I was one of the few people who read Gillian Flynn's novel Gone Girl and didn't love it. Well, that's not quite true. I loved the novel until page 412 and then .... seriously?

But I liked it enough to want to read more Gillian Flynn. So I'm starting with her first novel, Sharp Objects

The main character of Sharp Objects is Camille Preaker, a fledgling reporter at a Chicago newspaper. When two children are murdered in her hometown of Wind Gap, Missouri, Camille is asked to report the story. Seeing a chance to prove her mettle and visit her mother, step father and half-sister, Camille reluctantly agrees.

Once home she soon remembers the things she disliked most about her hometown - the cliques, the bars, the drunks, the sexuality and the violence often went with it. While her hometown is dysfunctional, her home is even more so. Her mother Adora is detached with Camille and infantilizes her daughter Amma, a 13-year-old bully who terrorizes the town and manipulates their mother.

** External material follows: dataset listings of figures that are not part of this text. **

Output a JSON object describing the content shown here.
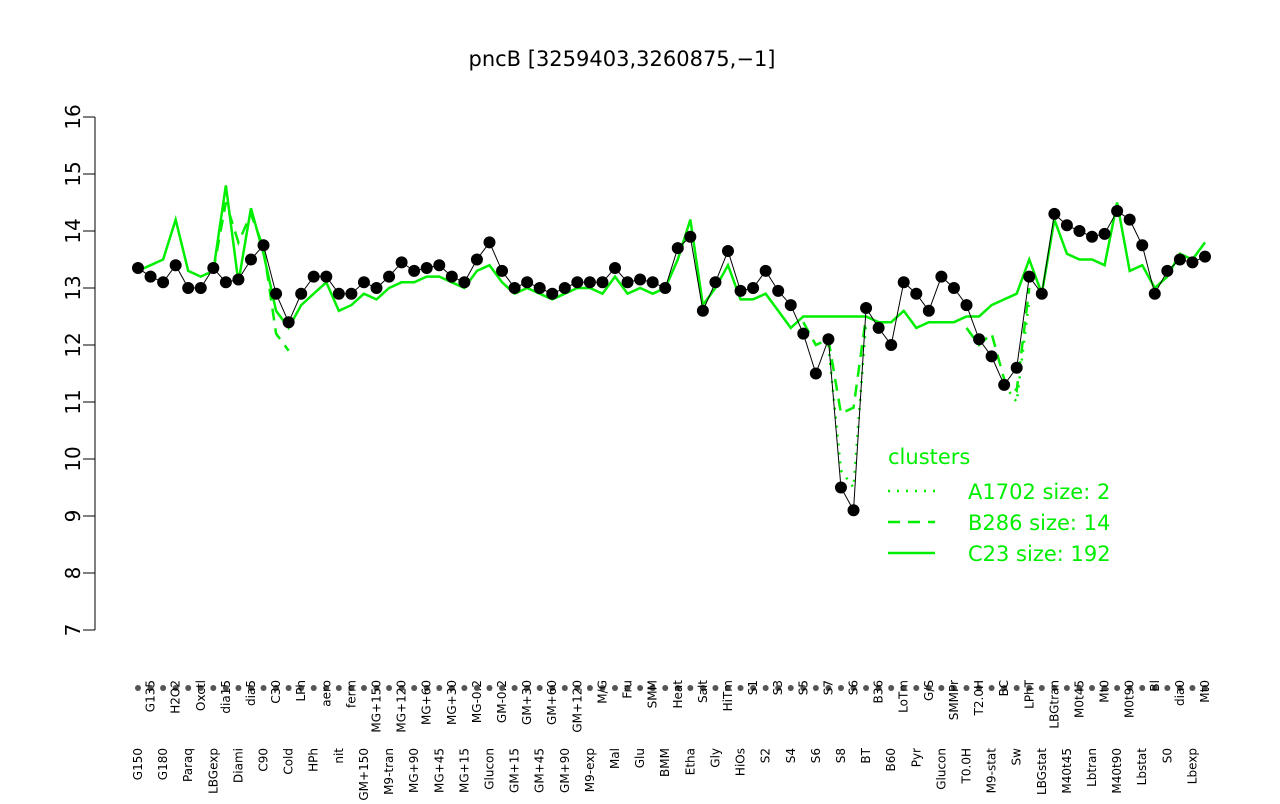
{
  "chart_data": {
    "type": "line",
    "title": "pncB [3259403,3260875,−1]",
    "categories": [
      "G150",
      "G135",
      "G180",
      "H2O2",
      "Paraq",
      "Oxctl",
      "LBGexp",
      "dia15",
      "Diami",
      "dia5",
      "C90",
      "C30",
      "Cold",
      "LPh",
      "HPh",
      "aero",
      "nit",
      "ferm",
      "GM+150",
      "MG+150",
      "M9-tran",
      "MG+120",
      "MG+90",
      "MG+60",
      "MG+45",
      "MG+30",
      "MG+15",
      "MG-0.2",
      "Glucon",
      "GM-0.2",
      "GM+15",
      "GM+30",
      "GM+45",
      "GM+60",
      "GM+90",
      "GM+120",
      "M9-exp",
      "M/G",
      "Mal",
      "Fru",
      "Glu",
      "SMM",
      "BMM",
      "Heat",
      "Etha",
      "Salt",
      "Gly",
      "HiTm",
      "HiOs",
      "S1",
      "S2",
      "S3",
      "S4",
      "S5",
      "S6",
      "S7",
      "S8",
      "S6",
      "BT",
      "B36",
      "B60",
      "LoTm",
      "Pyr",
      "G/S",
      "Glucon",
      "SMMPr",
      "T0.0H",
      "T2.0H",
      "M9-stat",
      "BC",
      "Sw",
      "LPhT",
      "LBGstat",
      "LBGtran",
      "M40t45",
      "M0t45",
      "Lbtran",
      "Mt0",
      "M40t90",
      "M0t90",
      "Lbstat",
      "Bl",
      "S0",
      "dia0",
      "Lbexp",
      "Mt0"
    ],
    "values": [
      13.35,
      13.2,
      13.1,
      13.4,
      13.0,
      13.0,
      13.35,
      13.1,
      13.15,
      13.5,
      13.75,
      12.9,
      12.4,
      12.9,
      13.2,
      13.2,
      12.9,
      12.9,
      13.1,
      13.0,
      13.2,
      13.45,
      13.3,
      13.35,
      13.4,
      13.2,
      13.1,
      13.5,
      13.8,
      13.3,
      13.0,
      13.1,
      13.0,
      12.9,
      13.0,
      13.1,
      13.1,
      13.1,
      13.35,
      13.1,
      13.15,
      13.1,
      13.0,
      13.7,
      13.9,
      12.6,
      13.1,
      13.65,
      12.95,
      13.0,
      13.3,
      12.95,
      12.7,
      12.2,
      11.5,
      12.1,
      9.5,
      9.1,
      12.65,
      12.3,
      12.0,
      13.1,
      12.9,
      12.6,
      13.2,
      13.0,
      12.7,
      12.1,
      11.8,
      11.3,
      11.6,
      13.2,
      12.9,
      14.3,
      14.1,
      14.0,
      13.9,
      13.95,
      14.35,
      14.2,
      13.75,
      12.9,
      13.3,
      13.5,
      13.45,
      13.55
    ],
    "color": "#000000",
    "legend_title": "clusters",
    "series": [
      {
        "name": "A1702 size: 2",
        "color": "#00ee00",
        "style": "dotted",
        "values": [
          null,
          null,
          null,
          null,
          null,
          null,
          null,
          null,
          null,
          null,
          null,
          null,
          null,
          null,
          null,
          null,
          null,
          null,
          null,
          null,
          null,
          null,
          null,
          null,
          null,
          null,
          null,
          null,
          null,
          null,
          null,
          null,
          null,
          null,
          null,
          null,
          null,
          null,
          null,
          null,
          null,
          null,
          null,
          null,
          null,
          null,
          null,
          null,
          null,
          null,
          null,
          null,
          null,
          null,
          null,
          12.0,
          9.8,
          9.5,
          12.4,
          null,
          null,
          null,
          null,
          null,
          null,
          null,
          null,
          null,
          null,
          11.3,
          11.0,
          12.8,
          null,
          null,
          null,
          null,
          null,
          null,
          null,
          null,
          null,
          null,
          null,
          null,
          null,
          null
        ]
      },
      {
        "name": "B286 size: 14",
        "color": "#00ee00",
        "style": "dashed",
        "values": [
          null,
          null,
          null,
          null,
          null,
          null,
          13.3,
          14.5,
          13.8,
          14.3,
          13.7,
          12.2,
          11.9,
          null,
          null,
          null,
          null,
          null,
          null,
          null,
          null,
          null,
          null,
          null,
          null,
          null,
          null,
          null,
          null,
          null,
          null,
          null,
          null,
          null,
          null,
          null,
          null,
          null,
          null,
          null,
          null,
          null,
          null,
          null,
          null,
          null,
          null,
          null,
          null,
          null,
          null,
          null,
          null,
          12.4,
          12.0,
          12.1,
          10.8,
          10.9,
          12.5,
          null,
          null,
          null,
          null,
          null,
          null,
          null,
          12.3,
          12.0,
          12.2,
          11.4,
          11.2,
          13.0,
          null,
          null,
          null,
          null,
          null,
          null,
          null,
          null,
          null,
          null,
          null,
          null,
          null,
          null
        ]
      },
      {
        "name": "C23 size: 192",
        "color": "#00ee00",
        "style": "solid",
        "values": [
          13.3,
          13.4,
          13.5,
          14.2,
          13.3,
          13.2,
          13.3,
          14.8,
          13.1,
          14.4,
          13.6,
          12.6,
          12.3,
          12.7,
          12.9,
          13.1,
          12.6,
          12.7,
          12.9,
          12.8,
          13.0,
          13.1,
          13.1,
          13.2,
          13.2,
          13.1,
          13.0,
          13.3,
          13.4,
          13.1,
          12.9,
          13.0,
          12.9,
          12.8,
          12.9,
          13.0,
          13.0,
          12.9,
          13.2,
          12.9,
          13.0,
          12.9,
          13.0,
          13.5,
          14.2,
          12.7,
          13.0,
          13.4,
          12.8,
          12.8,
          12.9,
          12.6,
          12.3,
          12.5,
          12.5,
          12.5,
          12.5,
          12.5,
          12.5,
          12.4,
          12.4,
          12.6,
          12.3,
          12.4,
          12.4,
          12.4,
          12.5,
          12.5,
          12.7,
          12.8,
          12.9,
          13.5,
          12.9,
          14.2,
          13.6,
          13.5,
          13.5,
          13.4,
          14.5,
          13.3,
          13.4,
          13.0,
          13.2,
          13.6,
          13.5,
          13.8
        ]
      }
    ],
    "ylim": [
      7,
      16
    ],
    "yticks": [
      7,
      8,
      9,
      10,
      11,
      12,
      13,
      14,
      15,
      16
    ]
  }
}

Bit by bit, the crimes are investigated and Camille's back story is revealed. She is an alcoholic and a cutter, and when she starts to see similarities between the dead girls, her bully half sister and herself, she is tempted to relapse. 

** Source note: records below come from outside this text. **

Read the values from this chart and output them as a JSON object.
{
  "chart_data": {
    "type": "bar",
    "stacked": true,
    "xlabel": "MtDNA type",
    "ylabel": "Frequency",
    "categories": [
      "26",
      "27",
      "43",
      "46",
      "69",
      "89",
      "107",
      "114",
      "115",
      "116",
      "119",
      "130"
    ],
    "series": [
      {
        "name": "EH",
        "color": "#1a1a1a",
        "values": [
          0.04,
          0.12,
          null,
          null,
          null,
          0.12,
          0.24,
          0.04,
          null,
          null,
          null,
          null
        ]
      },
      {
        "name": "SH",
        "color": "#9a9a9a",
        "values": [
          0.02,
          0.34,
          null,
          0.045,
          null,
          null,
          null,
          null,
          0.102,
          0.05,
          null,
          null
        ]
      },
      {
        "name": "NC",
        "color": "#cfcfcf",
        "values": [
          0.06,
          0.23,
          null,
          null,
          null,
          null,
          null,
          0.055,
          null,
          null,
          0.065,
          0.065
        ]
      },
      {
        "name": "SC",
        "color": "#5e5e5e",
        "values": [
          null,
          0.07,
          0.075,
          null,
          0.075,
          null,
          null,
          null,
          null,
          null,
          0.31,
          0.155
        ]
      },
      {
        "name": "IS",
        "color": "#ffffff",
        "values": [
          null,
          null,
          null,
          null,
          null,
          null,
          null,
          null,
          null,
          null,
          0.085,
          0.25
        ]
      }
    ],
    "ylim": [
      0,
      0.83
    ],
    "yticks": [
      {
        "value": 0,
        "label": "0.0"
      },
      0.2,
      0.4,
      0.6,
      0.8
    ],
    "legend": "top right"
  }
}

It's hard to like Camille. She is flawed, both troubled and troubling. She doesn't seem capable of making any good decisions. Just about the only redeeming thing about her is that she's trying to redeem herself. 

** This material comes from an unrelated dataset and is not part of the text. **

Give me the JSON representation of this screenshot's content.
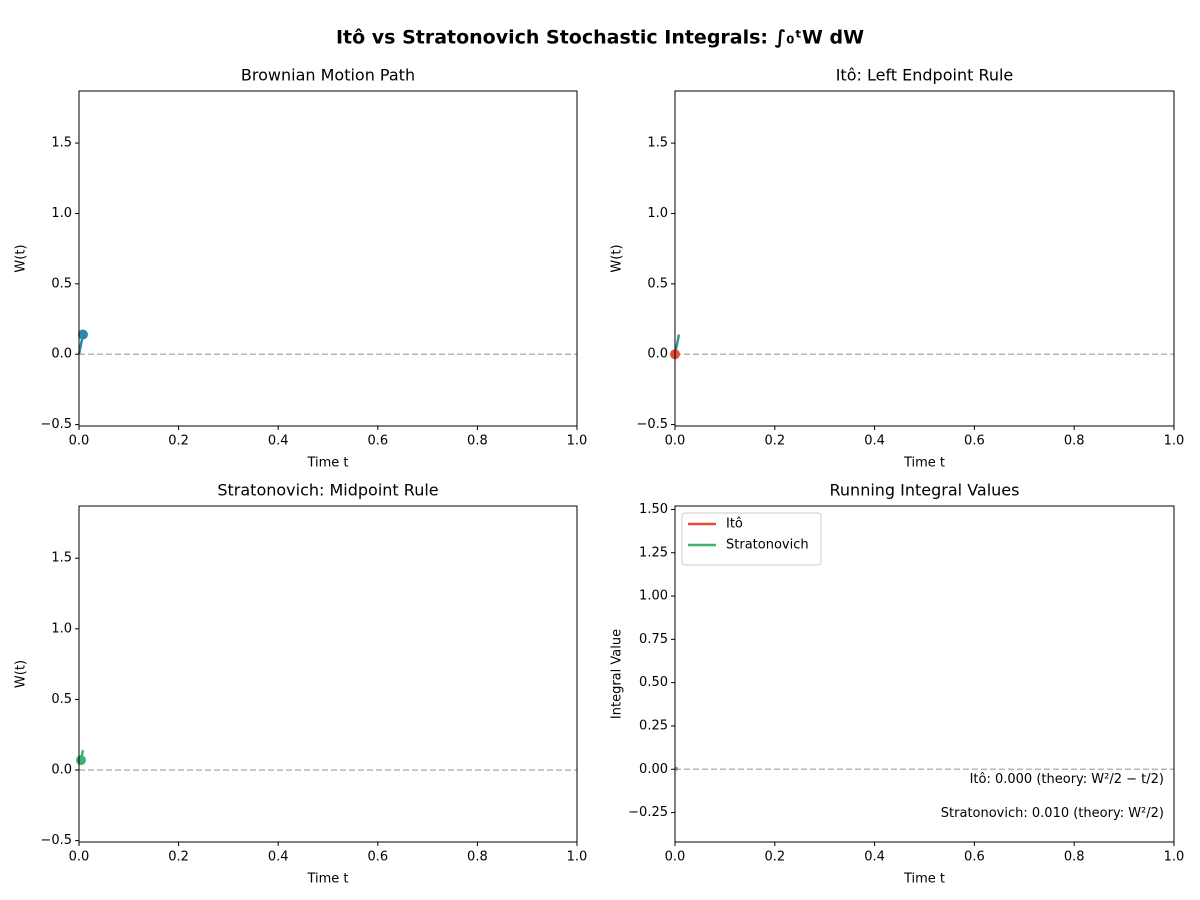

Although the novel is suspenseful, the denouement isn't much of a surprise, partly because at some point in the novel every character seems capable of the crimes. But what elevates the story over an episode of "Law and Order" or "CSI" is Flynn's writing. It reminds me a little of Stephen King - macabre, suspenseful and disquieting. While she imbues some graphic passages with an eerie beauty, she doesn't shy away from overt sexuality and violence. Much of the novel takes place in Missouri (where Flynn grew up) and as a Midwesterner I can attest that her depiction of the Midwestern small town is spot on. Embarrassingly so. Because of that, I found some humor in the book. But mostly it is dark and chilling. 

Personally I find books like Sharp Objects, (I'm thinking Carrie or The Lovely Bones or The Road) terrifying because the monsters aren't supernatural. We are the monsters.